There is a lot of capital in use in Ep. III, and most of it should still be around 20 years later. I mean, WWII era ships were still in use in 1980s (USS Iowa turret explosion - Wikipedia).

Even if we agree that the Empire didn’t run the economy very well, I don’t think a couple decades of mismanagement is going to cause all these shiny machines to be mothballed. In fact, you really have to wonder if the Empire is going to change life much for people on most planets. They got rid of the Trade Federation, which seemed to be a bunch of dicks anyway.

So yeah… the technology and look of I-III don’t match that of IV-VI really at all, and that’s all due to George doing a bunch of dumb shit and wanting to play with CGI. The irony is that the look of the original Star Wars, precisely because of the limitations of film technology in the 70s, ends up looking a lot more realistic and badass than anything from the fake-o prequels.

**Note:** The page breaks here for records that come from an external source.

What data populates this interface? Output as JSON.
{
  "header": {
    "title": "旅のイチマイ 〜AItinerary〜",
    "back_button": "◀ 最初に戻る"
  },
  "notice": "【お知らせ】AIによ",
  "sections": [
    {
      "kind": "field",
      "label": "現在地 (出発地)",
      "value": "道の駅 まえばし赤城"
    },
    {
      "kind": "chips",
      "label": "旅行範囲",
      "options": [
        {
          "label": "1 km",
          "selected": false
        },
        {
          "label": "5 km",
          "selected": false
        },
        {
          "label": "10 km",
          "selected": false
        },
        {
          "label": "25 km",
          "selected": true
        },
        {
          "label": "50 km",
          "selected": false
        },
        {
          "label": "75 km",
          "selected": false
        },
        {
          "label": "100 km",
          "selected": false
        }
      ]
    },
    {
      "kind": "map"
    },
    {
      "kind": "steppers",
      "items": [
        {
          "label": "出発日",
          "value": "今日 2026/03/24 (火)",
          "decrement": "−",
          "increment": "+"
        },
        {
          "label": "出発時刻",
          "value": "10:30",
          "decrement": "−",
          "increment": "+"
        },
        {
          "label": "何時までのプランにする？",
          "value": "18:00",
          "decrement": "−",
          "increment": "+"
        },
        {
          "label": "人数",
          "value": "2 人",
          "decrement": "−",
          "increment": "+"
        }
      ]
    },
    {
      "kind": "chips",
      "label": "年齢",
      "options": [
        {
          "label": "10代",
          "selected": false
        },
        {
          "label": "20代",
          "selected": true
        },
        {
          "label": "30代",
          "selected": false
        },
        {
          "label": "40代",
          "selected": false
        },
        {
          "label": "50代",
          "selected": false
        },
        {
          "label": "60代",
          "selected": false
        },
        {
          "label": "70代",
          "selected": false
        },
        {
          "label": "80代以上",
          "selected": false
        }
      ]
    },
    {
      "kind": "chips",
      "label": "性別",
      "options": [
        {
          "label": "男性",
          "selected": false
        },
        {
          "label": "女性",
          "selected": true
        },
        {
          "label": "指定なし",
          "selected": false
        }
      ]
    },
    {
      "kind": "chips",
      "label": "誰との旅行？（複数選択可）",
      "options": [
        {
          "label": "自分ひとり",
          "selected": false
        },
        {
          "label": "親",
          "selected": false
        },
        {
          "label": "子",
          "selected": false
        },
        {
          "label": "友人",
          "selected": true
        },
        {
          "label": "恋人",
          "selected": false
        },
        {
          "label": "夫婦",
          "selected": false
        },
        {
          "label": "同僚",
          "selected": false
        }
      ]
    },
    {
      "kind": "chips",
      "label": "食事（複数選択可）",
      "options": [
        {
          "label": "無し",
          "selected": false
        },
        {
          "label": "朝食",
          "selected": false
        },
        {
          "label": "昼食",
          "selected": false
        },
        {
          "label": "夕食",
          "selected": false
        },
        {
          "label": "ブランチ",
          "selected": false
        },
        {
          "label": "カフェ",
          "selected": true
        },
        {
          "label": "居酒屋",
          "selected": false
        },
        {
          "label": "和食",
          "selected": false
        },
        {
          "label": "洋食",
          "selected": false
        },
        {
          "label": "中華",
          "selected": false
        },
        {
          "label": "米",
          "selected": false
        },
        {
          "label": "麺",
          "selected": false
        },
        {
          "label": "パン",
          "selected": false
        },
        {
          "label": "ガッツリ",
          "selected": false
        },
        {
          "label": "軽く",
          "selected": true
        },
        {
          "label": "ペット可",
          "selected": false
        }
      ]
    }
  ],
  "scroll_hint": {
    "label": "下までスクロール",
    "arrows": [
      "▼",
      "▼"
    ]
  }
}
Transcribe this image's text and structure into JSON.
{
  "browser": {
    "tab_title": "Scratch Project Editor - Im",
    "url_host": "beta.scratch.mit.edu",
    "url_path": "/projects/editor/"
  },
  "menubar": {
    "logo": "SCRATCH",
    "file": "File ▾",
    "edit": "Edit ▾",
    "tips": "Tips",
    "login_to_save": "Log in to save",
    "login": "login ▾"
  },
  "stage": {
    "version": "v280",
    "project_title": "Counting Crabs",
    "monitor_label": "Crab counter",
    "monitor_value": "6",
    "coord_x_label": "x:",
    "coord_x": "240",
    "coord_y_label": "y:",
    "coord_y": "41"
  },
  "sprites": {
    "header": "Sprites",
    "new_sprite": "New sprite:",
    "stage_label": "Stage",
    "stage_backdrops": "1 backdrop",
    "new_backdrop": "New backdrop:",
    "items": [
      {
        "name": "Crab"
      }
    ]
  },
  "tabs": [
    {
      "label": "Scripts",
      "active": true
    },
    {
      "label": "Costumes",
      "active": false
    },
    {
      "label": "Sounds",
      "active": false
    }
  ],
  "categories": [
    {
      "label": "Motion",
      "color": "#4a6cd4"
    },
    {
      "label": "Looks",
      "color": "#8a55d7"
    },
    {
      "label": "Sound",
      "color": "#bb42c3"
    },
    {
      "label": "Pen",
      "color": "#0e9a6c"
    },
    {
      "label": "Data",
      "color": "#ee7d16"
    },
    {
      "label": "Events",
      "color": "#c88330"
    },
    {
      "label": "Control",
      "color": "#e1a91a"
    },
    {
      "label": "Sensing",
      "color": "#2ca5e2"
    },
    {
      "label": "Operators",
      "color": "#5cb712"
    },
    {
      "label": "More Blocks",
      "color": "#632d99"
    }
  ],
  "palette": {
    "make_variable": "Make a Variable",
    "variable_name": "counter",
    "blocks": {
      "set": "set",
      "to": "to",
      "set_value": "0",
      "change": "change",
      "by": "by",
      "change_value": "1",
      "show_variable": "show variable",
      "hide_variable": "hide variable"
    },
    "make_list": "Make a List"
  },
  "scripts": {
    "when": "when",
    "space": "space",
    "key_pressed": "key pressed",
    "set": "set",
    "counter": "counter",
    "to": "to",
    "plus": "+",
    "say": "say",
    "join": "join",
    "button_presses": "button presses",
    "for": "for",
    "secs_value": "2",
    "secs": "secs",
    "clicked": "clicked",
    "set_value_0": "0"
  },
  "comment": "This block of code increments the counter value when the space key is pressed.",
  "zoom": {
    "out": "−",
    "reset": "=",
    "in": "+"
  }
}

FWIW, Ewan McGregor was 36 when he was in Revenge of the Sith. Alec Guinness was 63 in Star Wars. Assuming a twenty year gap between the movies, that leaves a seven year age difference between the two movies, which is hardly excessive, especially by movie casting standards. And by the time Obi Wan shows up Star Wars, he’s been betrayed by his best friend, seen everyone he cares about murdered, everything he believes in destroyed, and has spent roughly two decades living alone in the middle of a desert. That’s going to age anyone a bit prematurely.

I would have liked to see Alderaan more but if it had worked that way people would have complained it was “Small Universe Syndrome”. Also Alderaan is about as pure and good a world gets in Star Wars so it would be hard to reconcile it was the birthplace of the Emperor.